W piątek 11 marca uczestnicy udali się samodzielnie, samochodami do wsi Potulice gdzie przy pałacu Potulickich o godz. 11:30 zarządzona była zbiórka całej naszej grupy.

Potulice to wieś leżąca w gminie Nakło nad Notecią, należy do województwa kujawsko-pomorskiego. Dawna wieś folwarczna, do 1932 r. była w rękach rodziny Potulickich. Po śmierci ostatniej z rodu, hr. Anieli Potulickiej, liczący ponad 6 tys. ha majątek został przekazany jako fundacja Katolickiemu Uniwersytetowi Lubelskiemu. W okresie okupacji niemieckiej wieś została włączona w granice III Rzeszy; założono tu niemiecki obóz przesiedleńczy i obóz pracy Lebrechtsdorf. W latach 1945-50 w Potulicach znajdował się Centralny Obóz Pracy dla Niemców, powołany przez Wydział Więziennictwa Ministerstwa Bezpieczeństwa Publicznego. W latach 1941-45 w obozie straciło życie 1291 osób, w tym 581 dzieci w wieku do 5 lat. Na terenie byłego obozu niemieckiego polski aparat bezpieczeństwa założył Centralny Obóz Pracy w Potulicach (1945-50). Więźniami powojennego obozu byli zarówno Niemcy, Volksdeutsche, niewielka grupa jeńców wojennych, jak i ludność rodzima Pomorza oraz sami Polacy. Liczba zgonów w Centralnym Obozie Pracy w Potulicach i poza nim w latach 1945-49 wyniosła 4495 osób. W 1951 r. utworzono w nim Zakład Karny dla mężczyzn.

- Po Potulicach grupę oprowadzał Kol. Tadeusz Perlik. Uczestnicy rozpoczęli od obejrzenia zespołu pałacowo- parkowego z XIX w. od pałacu zbudowanego dla Kazimierza Potulickiego. Pałac Potulickich to miejsce kaźni w okresie II wojny światowej obecnie przebudowany został na mieszkania. Kolejnym obiektem była d. kaplica pałacowa, obecnie kościół Zwiastowania NMP. Po obejrzeniu wnętrza grupa zeszła do krypty w której są groby hrabiów Potulickich, w tym: ostatniej z rodu Anieli Potulickiej. Następnie uczestnicy przemieścili się samochodami oglądając: Pomnik Ofiar Przemocy i Cmentarz ofiar II wojny światowej na którym zapalili znicz. Ostatnim akcentem zwiedzania wsi był rosnący na obrzeżu okazały dąb (900 letni), pomnik przyrody im. Władysława Szafera. Jadąc dalej docieramy do wsi Wapno. Zatrzymujemy się przy urzędzie gminy gdzie spotykamy się z wójtem panem Maciejem Kedzierskim.
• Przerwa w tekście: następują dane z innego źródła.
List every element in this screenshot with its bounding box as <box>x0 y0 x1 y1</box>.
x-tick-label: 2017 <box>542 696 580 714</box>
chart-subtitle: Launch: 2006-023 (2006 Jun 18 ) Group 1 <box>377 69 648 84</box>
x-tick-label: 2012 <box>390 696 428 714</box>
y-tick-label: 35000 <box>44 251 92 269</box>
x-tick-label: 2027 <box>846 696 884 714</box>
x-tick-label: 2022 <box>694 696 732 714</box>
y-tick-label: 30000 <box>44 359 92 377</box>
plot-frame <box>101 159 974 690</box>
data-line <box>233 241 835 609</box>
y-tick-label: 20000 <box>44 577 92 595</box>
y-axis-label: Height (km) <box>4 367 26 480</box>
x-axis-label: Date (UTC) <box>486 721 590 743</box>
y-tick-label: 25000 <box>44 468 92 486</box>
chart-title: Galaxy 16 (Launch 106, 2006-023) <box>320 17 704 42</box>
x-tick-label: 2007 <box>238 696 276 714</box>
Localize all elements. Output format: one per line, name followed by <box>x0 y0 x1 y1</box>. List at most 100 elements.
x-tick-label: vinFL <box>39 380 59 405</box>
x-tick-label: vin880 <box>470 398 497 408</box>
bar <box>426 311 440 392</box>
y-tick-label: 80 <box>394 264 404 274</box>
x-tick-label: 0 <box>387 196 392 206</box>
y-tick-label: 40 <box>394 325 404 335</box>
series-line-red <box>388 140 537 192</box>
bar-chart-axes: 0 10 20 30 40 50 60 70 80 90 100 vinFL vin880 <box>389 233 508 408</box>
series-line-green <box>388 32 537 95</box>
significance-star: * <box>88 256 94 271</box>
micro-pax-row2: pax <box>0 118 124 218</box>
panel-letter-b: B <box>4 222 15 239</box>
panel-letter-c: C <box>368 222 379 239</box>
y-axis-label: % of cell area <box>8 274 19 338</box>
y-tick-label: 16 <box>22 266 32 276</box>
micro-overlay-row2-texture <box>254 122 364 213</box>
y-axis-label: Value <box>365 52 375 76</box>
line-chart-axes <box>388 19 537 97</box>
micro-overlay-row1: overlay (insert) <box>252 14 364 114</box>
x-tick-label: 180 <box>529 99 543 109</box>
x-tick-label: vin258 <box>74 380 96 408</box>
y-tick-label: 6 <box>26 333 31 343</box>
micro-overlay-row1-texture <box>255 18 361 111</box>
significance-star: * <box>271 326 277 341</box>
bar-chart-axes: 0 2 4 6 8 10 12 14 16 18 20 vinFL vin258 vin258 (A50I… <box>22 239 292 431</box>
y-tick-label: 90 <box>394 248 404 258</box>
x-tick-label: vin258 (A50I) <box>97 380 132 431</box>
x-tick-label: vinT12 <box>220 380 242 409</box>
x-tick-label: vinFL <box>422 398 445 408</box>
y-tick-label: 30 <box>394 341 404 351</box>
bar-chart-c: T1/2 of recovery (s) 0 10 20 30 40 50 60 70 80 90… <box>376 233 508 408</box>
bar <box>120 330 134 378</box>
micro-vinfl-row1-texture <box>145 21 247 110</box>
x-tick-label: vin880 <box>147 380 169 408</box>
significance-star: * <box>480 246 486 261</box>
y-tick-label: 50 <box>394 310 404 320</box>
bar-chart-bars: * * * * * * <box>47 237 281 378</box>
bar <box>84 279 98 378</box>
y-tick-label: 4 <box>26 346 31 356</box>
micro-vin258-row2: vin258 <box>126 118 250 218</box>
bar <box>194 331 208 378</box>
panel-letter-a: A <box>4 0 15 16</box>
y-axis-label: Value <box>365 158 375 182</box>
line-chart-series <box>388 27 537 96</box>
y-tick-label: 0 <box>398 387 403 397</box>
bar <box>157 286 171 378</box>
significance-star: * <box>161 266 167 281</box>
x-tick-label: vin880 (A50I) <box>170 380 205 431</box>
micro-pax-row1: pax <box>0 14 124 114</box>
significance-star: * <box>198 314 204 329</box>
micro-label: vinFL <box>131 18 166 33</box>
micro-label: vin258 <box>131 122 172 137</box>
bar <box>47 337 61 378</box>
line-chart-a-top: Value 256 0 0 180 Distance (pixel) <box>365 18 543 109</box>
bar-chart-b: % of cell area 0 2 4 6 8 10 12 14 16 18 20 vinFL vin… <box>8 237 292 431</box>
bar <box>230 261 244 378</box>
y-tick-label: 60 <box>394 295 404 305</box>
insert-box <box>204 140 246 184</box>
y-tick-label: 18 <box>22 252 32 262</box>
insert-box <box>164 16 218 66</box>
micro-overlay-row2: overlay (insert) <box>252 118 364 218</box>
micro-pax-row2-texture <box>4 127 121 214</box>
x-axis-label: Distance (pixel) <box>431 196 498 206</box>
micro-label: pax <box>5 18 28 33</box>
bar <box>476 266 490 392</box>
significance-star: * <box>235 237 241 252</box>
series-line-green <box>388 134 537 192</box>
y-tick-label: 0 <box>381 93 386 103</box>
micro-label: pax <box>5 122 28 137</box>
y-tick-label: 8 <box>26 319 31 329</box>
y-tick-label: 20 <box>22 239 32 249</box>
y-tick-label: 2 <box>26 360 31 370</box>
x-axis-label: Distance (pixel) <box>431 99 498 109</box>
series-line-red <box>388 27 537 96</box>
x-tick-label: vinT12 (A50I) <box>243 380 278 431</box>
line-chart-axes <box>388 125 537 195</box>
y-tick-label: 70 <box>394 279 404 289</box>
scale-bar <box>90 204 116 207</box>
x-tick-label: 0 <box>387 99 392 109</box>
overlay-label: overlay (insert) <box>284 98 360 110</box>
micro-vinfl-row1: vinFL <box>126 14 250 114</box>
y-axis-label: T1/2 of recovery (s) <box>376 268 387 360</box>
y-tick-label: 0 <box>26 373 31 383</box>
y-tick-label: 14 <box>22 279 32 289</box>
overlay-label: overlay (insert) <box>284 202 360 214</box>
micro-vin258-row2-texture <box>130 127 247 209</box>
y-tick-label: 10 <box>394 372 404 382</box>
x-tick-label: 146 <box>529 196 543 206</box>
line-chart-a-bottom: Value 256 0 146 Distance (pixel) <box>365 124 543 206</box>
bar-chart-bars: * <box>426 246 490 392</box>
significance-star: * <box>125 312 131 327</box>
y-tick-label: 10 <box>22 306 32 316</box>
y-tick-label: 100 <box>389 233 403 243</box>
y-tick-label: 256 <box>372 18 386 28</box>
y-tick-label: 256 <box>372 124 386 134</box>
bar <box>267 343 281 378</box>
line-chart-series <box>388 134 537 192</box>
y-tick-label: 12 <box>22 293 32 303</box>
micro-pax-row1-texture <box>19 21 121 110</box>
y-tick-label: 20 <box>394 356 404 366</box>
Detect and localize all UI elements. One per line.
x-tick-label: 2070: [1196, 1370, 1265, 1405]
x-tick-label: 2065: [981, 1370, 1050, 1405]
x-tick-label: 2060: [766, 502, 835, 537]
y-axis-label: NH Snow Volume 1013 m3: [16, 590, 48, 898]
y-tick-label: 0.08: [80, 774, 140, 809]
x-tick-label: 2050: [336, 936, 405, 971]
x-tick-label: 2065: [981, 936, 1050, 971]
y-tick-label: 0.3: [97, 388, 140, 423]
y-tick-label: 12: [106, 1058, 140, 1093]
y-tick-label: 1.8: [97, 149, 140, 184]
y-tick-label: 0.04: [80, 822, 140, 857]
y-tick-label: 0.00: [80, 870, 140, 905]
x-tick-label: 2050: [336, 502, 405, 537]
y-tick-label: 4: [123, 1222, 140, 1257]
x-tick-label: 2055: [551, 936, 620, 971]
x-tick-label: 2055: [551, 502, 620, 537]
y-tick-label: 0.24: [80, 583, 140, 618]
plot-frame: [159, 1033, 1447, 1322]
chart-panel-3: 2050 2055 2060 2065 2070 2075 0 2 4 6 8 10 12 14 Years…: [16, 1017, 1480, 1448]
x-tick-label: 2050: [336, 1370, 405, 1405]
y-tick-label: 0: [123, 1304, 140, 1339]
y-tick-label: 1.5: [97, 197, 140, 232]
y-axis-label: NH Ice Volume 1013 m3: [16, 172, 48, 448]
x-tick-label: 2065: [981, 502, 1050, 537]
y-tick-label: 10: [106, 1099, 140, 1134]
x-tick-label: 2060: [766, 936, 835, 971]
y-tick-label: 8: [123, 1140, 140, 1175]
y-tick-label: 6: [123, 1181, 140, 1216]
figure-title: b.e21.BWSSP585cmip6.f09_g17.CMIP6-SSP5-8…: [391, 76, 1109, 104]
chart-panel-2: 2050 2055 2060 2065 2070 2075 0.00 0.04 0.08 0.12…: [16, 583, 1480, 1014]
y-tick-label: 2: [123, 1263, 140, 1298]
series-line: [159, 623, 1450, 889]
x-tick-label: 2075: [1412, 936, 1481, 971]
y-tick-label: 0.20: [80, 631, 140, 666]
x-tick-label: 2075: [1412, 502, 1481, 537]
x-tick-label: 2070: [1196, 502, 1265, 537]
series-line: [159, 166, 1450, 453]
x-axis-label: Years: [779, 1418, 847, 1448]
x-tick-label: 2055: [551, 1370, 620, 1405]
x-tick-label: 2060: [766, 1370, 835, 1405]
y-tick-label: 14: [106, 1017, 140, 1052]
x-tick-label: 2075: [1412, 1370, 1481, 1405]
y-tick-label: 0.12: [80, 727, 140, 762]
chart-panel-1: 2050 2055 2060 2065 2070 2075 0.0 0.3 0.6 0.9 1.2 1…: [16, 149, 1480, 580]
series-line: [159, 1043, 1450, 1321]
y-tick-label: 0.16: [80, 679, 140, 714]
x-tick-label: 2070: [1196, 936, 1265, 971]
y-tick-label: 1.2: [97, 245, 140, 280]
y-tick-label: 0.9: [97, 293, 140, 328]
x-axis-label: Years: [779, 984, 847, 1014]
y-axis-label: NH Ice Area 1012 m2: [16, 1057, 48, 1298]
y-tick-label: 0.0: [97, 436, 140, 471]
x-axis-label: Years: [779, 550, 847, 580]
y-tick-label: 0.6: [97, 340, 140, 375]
Wapno to pałucka wieś położona w województwie wielkopolskim. Pierwsza historyczna wzmianka o Wapnie pochodzi z 1299 r. Komes Adam z Wapna, będący członkiem orszaku księcia Władysława Łokietka, występował jako świadek w procesie toczącym się między komesem Rozalem a klasztorem w Łeknie o wieś Dębogóra. Pod wsią zalega wysad solny przykryty czapą gipsową. Znajduje się tu nieczynna głębinowa kopalnia soli kamiennej (zbudowana w latach 1911-17), zalana w sierpniu 1977 r. przez wody podziemne po katastrofie górniczej. Wówczas również zapadło się kilkanaście budynków mieszkalnych (w tym bloki). Okres świetności kopalni przypadł na lata 1950-65. W tym okresie Kopalnia Soli w Wapnie była największym producentem soli kamiennej w Polsce. Obszar w sąsiedztwie kopalni jest nadal strefą aktywną i zagrożoną nowymi szkodami górniczymi. Wobec wyłączenia kopalni z eksploatacji, plany produkcyjne przejęła kopalnia soli w Kłodawie. Wiadomość o katastrofie przez pewien czas była ukrywana przed opinią publiczną.

- W towarzystwie p. Macieja Kedzierskiego udaliśmy się najpierw na d. teren kopalni na którym zobaczyliśmy pozostałości starej kopalni. W ruinach kopalni znajdują się młyn solny oraz maszyna parowa skonstruowana w Hucie Zgoda w 1931 r. Następnie udaliśmy się do dwóch zapadlisk gruntu powstałych w wyniku zachwiania się statyki górotworu.

Następnie grupa przemieściła się samochodami do wsi Tarnowo Pałuckie by obejrzeć kościół p.w. św. Mikołaja. Do środka jednak nie udało się nam wejść, wysłuchaliśmy jedynie informacji którą przekazał nam T. Perlik i pojechaliśmy do pobliskiego Wągrowca do OSiRu na bazę. Po zakwaterowaniu się w pokojach poszliśmy na zamówioną obiadokolację. Wieczór spędziliśmy na spacerze po centrum miasta oraz na skorzystaniu z atrakcji pobliskiego Aquaparku. Integracja na spotkaniu towarzyskim zakończyła pierwszy dzień wyjazdu. Animatorem gier towarzyskich był Kol. Jacek Orłowski a konkursu z nagrodami Wojtek Kantak.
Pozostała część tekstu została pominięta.